D’ailleurs, ajoute l’auteur du mémoire, il est également prouvé par « auctorité et voix publique du païs, que mesmes par les livres contenans par histoires la vie et gouvernement dudit Roy… », Arthur faisait sa résidence au château situé près de la forêt de Goelforest (c’est-à-dire la Forêt-Landerneau) et « tenoit les chevaliers de la Table Ronde à faire jouxtes, armes et prouesses en certains lieux prez ledit chasteau, comme il appert tout évidemment audit lieu ». Cette description renvoie évidemment à celle que donne son adversaire le comte de Laval dans un mémoire de 1467 où un passage évoque la décoration et les merveilles de la forêt de Brecilien, dont il était le possesseur :

« Item auprès du dit breil, y a ung aultre breil nommé le breil de Bellenton, et auprès d’icelui, il y a une fontayne nommée la fontayne de Bellenton, amprès de laquelle fontayne le bon chevalier Ponthus fist ses armes, ainsi que on peult le voir par le livre qui de ce fut composé ».

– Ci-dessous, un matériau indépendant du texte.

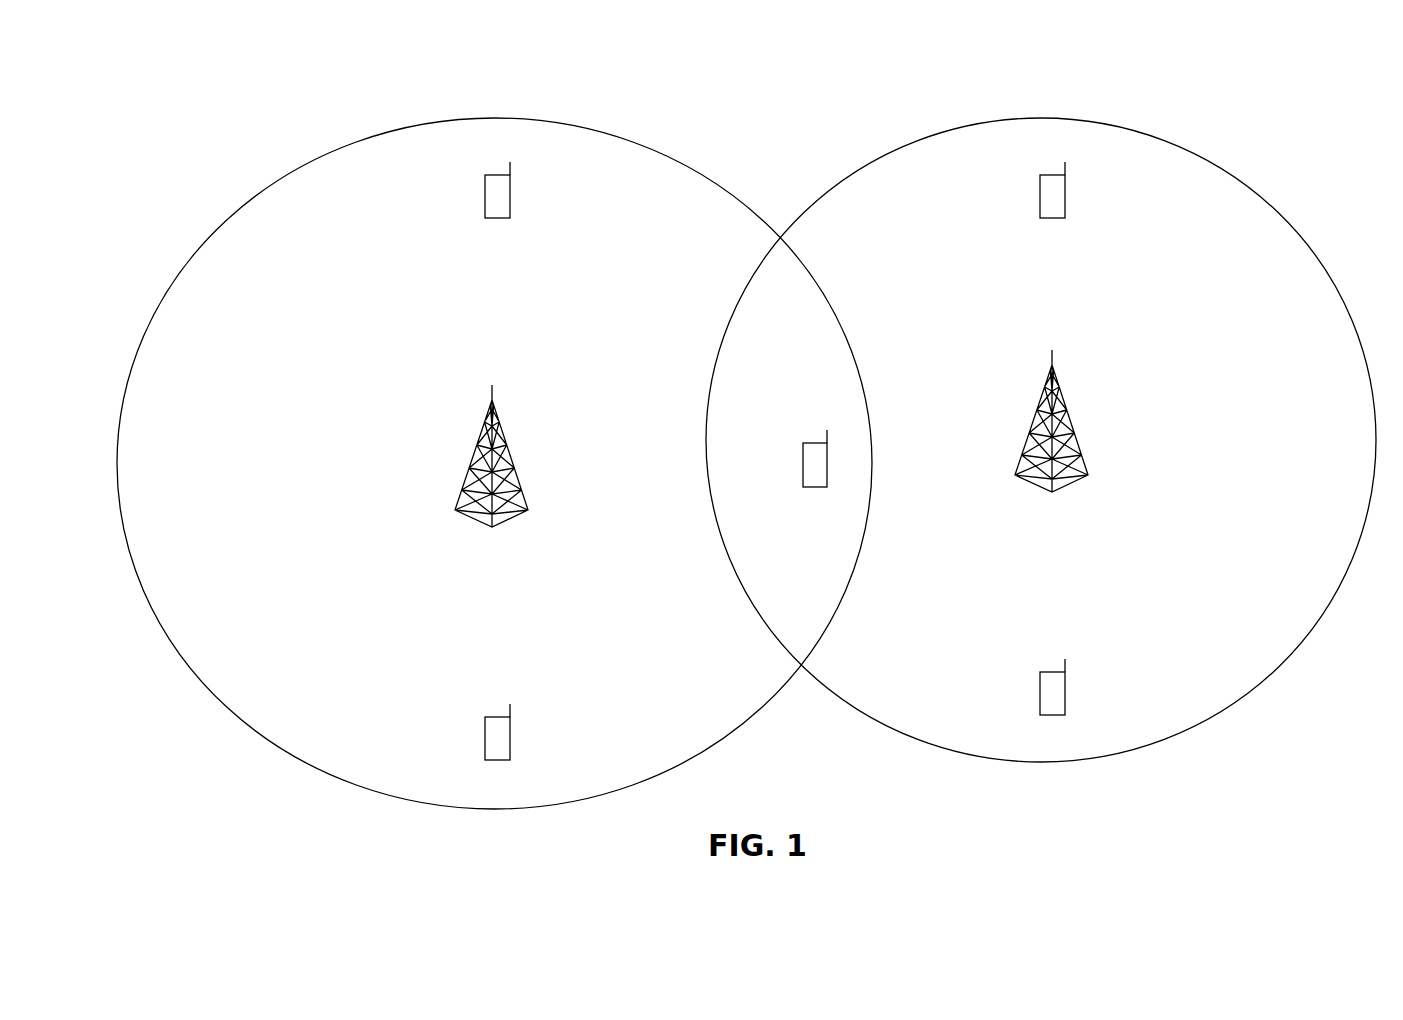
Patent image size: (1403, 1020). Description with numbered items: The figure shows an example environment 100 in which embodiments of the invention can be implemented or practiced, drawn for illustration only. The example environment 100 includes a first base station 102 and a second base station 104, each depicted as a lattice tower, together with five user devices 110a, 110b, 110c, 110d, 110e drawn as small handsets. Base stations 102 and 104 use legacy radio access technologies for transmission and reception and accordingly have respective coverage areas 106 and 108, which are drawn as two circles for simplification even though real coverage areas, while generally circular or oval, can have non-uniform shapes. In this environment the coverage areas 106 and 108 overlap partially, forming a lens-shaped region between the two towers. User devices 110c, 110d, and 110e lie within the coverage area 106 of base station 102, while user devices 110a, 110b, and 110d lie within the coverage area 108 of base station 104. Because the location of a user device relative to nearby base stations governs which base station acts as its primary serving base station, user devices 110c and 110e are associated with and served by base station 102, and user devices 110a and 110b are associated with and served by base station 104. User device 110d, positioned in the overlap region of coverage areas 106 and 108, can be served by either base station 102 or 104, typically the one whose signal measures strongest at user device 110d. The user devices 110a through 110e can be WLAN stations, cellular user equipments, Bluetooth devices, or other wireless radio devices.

The example environment 100 is at (1312, 114).
The first base station 102 is at (472, 460).
The second base station 104 is at (1031, 423).
The coverage area 106 is at (232, 217).
The coverage area 108 is at (897, 149).
The user device 110a is at (1067, 185).
The user device 110b is at (1067, 683).
The user device 110c is at (512, 727).
The user device 110d is at (817, 488).
The user device 110e is at (512, 185).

Considérant sans doute que les personnages de Conan Mériadec et du roi Arthur ne pouvaient pas fonder à eux seuls la prétention à recueillir éventuellement la couronne ducale, problématique qui sous-tend toute l’argumentation destinée à se voir reconnaître la préséance aux Etats de Bretagne ; et aussi souhaitant combattre le comte de Laval sur son terrain « brocéliandais », où le vicomte de Rohan se trouvait en limite territoriale avec son adversaire, héritier des anciens seigneurs de Gaël et de Montfort, l’auteur du mémoire de 1479 a sollicité le légendier de l’abbaye de Saint-Méen. Si l’on consulte « la legendacie (sic : probable cacographie pour le légendaire) du glorieux sainct Monsieur S. Meen que fonda le Roy saint Giguel près Gael », affirme l’auteur du mémoire, « on trouvera que la seigneurie de Gael n’estoit qu’une Chevalerie », ce qui naturellement ne se peut comparer avec la puissance initiale des Rohan ; mais, c’est l’archéologie qui vient apporter un argument décisif aux prétentions des Rohan : « on peut voir en une grande vitre de l’église de Monsieur saint Méen de Gael, fondée par le benoist Roy de Bretagne Monsieur saint Giguel », ce que l’auteur du mémoire dit être « la plus ancienne fondation d’abbaie et vitre de ce duché », la preuve que les ancêtres du vicomte de Rohan ont porté dans leurs armoiries aux macles « un canton des armes de Bretagne, au haut du côté dextre de l’escu » et qu’il s’agit là de la marque de leur parenté avec la lignée ducale. Saint Judicaël, personnage historique, incontestable roi de Bretagne aux temps mérovingiens, dont la représentation figurait dans les vitraux de la fin du XVe siècle de l’église Notre-Dame-du-Roncier à Josselin, aurait ainsi consacré l’ascendance royale des Rohan lors de la fondation de l’abbaye de Saint-Méen.

Inutile de rappeler qu’en 1479, la fragile continuité dynastique des ducs de Bretagne était représentée par deux enfançonnes, Anne, née en 1477, et Isabeau, née en 1478, dont le vicomte de Rohan s’efforcera en vain d’obtenir le mariage avec ses fils, François et Jean.